Deliberately omitting information
– section 58 of the Taxation Administration Act 1997
When you don’t tell a tax officer something that is important or relevant to your tax statement.
Examples of Deliberately Omitting Information
- A man doesn’t tell the tax officer that he has a foreign bank account
- A woman doesn’t tell the tax officer that she owns various businesses
What are some of the possible defences to a Deliberately Omitting Information charge?
- You did not fail to tell the tax officer anything
- You did not know about the thing that you were supposed to tell the tax officer
There are other possible defences, depending on the circumstances surrounding the alleged offending. Each matter is unique and requires an individual approach and strategy.
Questions in cases like this
- What do you have to tell the tax officer?
- How can they prove you had an obligation to tell the tax officer something?
Maximum penalty and Court that deals with this charge
The maximum penalty for this offence is 500 penalty units in the case of a body corporate and 100 penalty units in any other case.
Deliberately omitting information is the sort of charge regularly heard in the Magistrates’ Court.
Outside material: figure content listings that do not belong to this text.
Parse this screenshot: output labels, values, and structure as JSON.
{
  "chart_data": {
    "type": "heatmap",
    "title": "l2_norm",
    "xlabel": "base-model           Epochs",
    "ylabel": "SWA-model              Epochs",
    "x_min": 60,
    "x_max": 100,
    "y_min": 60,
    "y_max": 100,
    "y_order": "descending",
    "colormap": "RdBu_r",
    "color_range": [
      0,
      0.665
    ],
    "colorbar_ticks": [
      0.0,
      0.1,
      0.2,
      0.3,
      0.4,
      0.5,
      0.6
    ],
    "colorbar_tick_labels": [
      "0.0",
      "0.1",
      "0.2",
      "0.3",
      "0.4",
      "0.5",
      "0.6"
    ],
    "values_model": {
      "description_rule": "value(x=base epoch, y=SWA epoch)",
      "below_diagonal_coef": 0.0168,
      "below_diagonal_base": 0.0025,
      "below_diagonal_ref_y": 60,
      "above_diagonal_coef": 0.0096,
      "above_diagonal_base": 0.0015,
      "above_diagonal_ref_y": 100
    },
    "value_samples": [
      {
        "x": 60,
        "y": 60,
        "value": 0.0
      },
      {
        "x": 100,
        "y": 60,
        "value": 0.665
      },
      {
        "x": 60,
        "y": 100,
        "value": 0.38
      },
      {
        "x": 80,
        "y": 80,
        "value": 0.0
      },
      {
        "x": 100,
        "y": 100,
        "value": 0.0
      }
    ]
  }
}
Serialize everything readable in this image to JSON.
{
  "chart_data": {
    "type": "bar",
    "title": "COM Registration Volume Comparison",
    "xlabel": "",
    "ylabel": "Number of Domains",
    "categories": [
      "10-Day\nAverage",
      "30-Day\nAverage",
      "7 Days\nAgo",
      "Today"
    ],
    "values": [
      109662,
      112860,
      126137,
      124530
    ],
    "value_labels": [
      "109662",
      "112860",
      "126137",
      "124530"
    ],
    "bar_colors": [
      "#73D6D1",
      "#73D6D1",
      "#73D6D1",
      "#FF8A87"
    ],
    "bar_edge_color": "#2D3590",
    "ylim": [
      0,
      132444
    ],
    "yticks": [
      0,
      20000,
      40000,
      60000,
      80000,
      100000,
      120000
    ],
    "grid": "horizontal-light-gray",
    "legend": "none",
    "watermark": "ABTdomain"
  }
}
“Did you forget to tell the tax officer something?”
What is the legal definition of Deliberately Omitting Information ?
Failing to disclose information made to a tax officer. Without that information the statement was false or misleading.
The section that covers this offence is section 58 of the Taxation Administration Act 1997.1
What can you be sentenced to for this charge?
If you are found guilty of this offence you are likely to face a fine. The fine will be greater for a company than it is for an individual.
Other Important Resources
 Taxation Administration Act 1997 – Section 58
Penalty: 500 penalty units in the case of a body corporate; 100 penalty units in any other case.
Section 130B applies to an offence against this section.